Greg Girard – Trailblazing on Color Schemes

Arts & CultureJuly 4, 2024
Greg Girard – Trailblazing on Color Schemes

Suni renklerle resim çizmek… Greg Girard, Güneydoğu Asya’nın gerçeküstü modernliğinin kentsel anılarını, şehir kültürünün benzersiz karakterini yakalayan vurgulu dramatik tonlarla biriktiriyor. Retro-fütüristik ve neo-noir estetiğin kıyılarında öncülük ve keşif yaparak deklanşörüne dokunuyor.

Greg Girard’ın fotoğrafçılığa olan ilgisi, lisede bir grafik tasarım dersine kaydolmasıyla başladı, bu ders onu fotoğrafçılık ve onun bileşenleriyle tanıştırdı. Bu ilham kıvılcımı, maceracı kişiliğiyle birleşerek onu bir SLR fotoğraf makinesi almaya itti. O andan itibaren memleketi Vancouver’da dolaşarak çeşitli teknikler denedi. 70’li yılların hassas döneminde Vancouver şehir merkezinin yeşeren doğal özünü ve kentleşmesini yakaladı. Özgün bir sanatsal vizyon geliştirmeye başladığında, o dönemde fotoğrafın görünmeyen kısımlarına da bakıyordu ve konuya kavramsal bir noktadan yaklaşarak söylüyor: “1970’lerde fotoğrafı görmenin çok fazla yolu olmadığını hatırlamalısınız. Farklı saydam film stoklarına ve çeşitli yapay ışık kaynakları altındaki renk değişimlerine dikkat etmeye başladıkça, ‘gece’nin tamamen bana ait olduğunu hissettim…” Bu durum onu fotoğrafçılığı meslek edinmeye ve daha sonra bir sanatçı olarak resmi bir pratik olarak edinmeye yöneltti.
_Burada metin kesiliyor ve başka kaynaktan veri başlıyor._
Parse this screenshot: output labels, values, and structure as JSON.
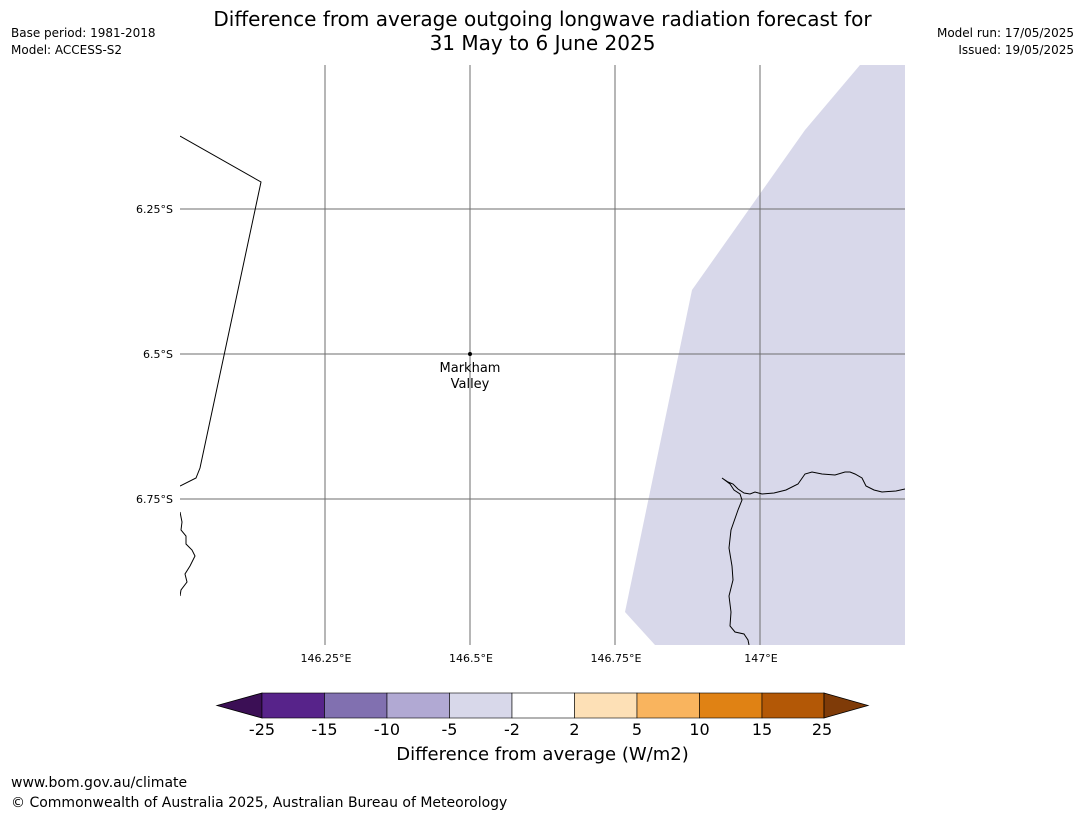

70’lerin sonlarıydı ve Girard Tokyo’ya ayak bastı. Neonlarla yıkanmış puslu atmosfer, şehrin siluetine kollarını uzatan gökdelenlerin hiç bitmeyen enginliği, Japon yaşam tarzı ve Tokyo’nun nefes alan ambiyansı sayesinde kendine özgü estetiğini keşfetti. Yaratıcı dürtüleri çok öznel, son derece stilize, neredeyse yeni bir görüntü oluşturma yöntemine dönüştü. Özne ile fotoğrafın bütünlüğü arasındaki karmaşık gerilimle oynayan Girard, uzun pozlamalar, yapay ışık resimleri ve film fotoğrafçılığından etkilenerek kendi zevklerini oluşturmaya başladı. 

Vancouver, Toronto, Tokyo, Okinawa, Vietnam ve çeşitli (çoğunlukla Asya) şehirlere yaptığı seyahatler sırasında kentleşme sürecini ve bu süreç etrafında sürekli değişen insan yaşamını belgelemeye başladı. Girard, fotoğrafın bir yandan yüzeyde olanı gösterirken bir yandan da onu geriye doğru soyan bir araç olduğu inancıyla, şehirlerdeki 50 yıllık değişimlerden arşivini kurguluyor. Sonuçlar ise bugünü geçmişle birleştiren, anti-belgesel olarak adlandırılabilecek görüntülerden oluşan bir ömür halinde karşımızda.